Он обрадовался, увидев Сергея. Он сам уже собирался с духом, чтобы идти с визитом к подполковнику: как-никак родня и в одном полку служили – в старом Семеновском полку.
Сергей не знал, о чем говорить с Мишелем. Мальчишка на войне не был, чин у него был самый смешной и мелкий…
– Чем это вы заняты, прапорщик?
– Извините, господин подполковник! Ничего особенного. Наблюдаю за натурой. Хотите пари?
– Какое?
– Смотрите…
На высохшей летней земле извивались темно-красные земляные черви. Один за другим они выползали из развороченной земляной кучи на дорогу и упорно стремились переползти ее. Место было бойкое: недалеко от торговой площади, в базарный день. Полдесятка тварей уже закончили свою жизнь под ногами, колесами и копытами. Остальные продолжали упорно двигаться вперед.

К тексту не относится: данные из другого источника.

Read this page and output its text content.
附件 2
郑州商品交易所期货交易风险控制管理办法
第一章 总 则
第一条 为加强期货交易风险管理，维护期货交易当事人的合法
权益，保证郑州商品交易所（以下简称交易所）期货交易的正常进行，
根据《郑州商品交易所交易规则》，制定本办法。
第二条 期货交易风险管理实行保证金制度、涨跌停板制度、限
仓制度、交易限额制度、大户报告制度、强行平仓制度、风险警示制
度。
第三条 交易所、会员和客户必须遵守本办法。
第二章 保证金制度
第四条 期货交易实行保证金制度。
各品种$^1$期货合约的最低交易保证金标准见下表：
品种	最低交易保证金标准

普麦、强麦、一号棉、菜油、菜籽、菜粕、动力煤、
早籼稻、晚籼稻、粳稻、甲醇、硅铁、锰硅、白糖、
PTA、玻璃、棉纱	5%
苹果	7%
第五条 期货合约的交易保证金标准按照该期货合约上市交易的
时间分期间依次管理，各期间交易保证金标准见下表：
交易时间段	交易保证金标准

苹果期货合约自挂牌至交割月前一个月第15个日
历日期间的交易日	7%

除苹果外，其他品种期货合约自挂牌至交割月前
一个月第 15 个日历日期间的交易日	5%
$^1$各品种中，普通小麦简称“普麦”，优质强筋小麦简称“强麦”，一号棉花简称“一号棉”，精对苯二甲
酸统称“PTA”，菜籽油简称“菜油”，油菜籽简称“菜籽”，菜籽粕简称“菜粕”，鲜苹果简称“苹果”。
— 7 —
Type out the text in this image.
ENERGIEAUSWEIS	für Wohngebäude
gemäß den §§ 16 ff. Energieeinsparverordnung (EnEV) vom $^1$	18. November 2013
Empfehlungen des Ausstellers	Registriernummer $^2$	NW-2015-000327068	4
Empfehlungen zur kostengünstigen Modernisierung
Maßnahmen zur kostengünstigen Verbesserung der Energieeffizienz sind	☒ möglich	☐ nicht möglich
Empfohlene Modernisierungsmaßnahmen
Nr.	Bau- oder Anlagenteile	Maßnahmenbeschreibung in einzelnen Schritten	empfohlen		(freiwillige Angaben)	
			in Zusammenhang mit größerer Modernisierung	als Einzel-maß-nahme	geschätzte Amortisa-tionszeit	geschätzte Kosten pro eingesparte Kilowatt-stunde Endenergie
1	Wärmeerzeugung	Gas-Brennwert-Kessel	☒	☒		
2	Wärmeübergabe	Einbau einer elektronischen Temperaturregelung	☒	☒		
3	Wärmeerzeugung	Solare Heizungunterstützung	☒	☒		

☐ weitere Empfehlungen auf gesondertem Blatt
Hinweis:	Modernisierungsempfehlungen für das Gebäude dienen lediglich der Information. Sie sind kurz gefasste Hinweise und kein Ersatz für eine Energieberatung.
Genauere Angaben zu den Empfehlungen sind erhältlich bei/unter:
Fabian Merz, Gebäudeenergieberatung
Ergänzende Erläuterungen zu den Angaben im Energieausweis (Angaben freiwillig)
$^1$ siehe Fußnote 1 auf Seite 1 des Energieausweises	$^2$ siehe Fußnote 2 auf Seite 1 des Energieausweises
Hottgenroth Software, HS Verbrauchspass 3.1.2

– Ну, так и что ж у вас за пари, прапорщик?
– Смотрите: все червяки ползут извиваясь, только один – прямо. Во-он там, впереди остальных – на середине дороги, видите?
Сергей наклонился, посмотрел. Все червяки выползали на дорогу, сворачиваясь в петли и кольца, только один почему-то полз прямо, вытянувшись в струнку, как солдат в строю.
– Держу пари на бутылку вина, что доползет, – прапорщик бесцеремонно сунул Сергею руку, тот рассеянно пожал ее. Пари было дурацким, да и чего другого можно было ожидать от этого странного мальчишки? Но делать было решительно нечего…
Руки у Мишеля были грязны. Сергей заметил у скамейки испачканный землей сук. «Уж не сам ли он и разворошил эту кучу? – подумал Сергей. – Зачем?»
– Понимаете, господин подполковник, я думаю, что те, кто извивается – на земле больше места занимают и, следовательно, под сапог попадают чаще. А тот, кто прямо ползет, может избежать горькой участи быть раздавленным…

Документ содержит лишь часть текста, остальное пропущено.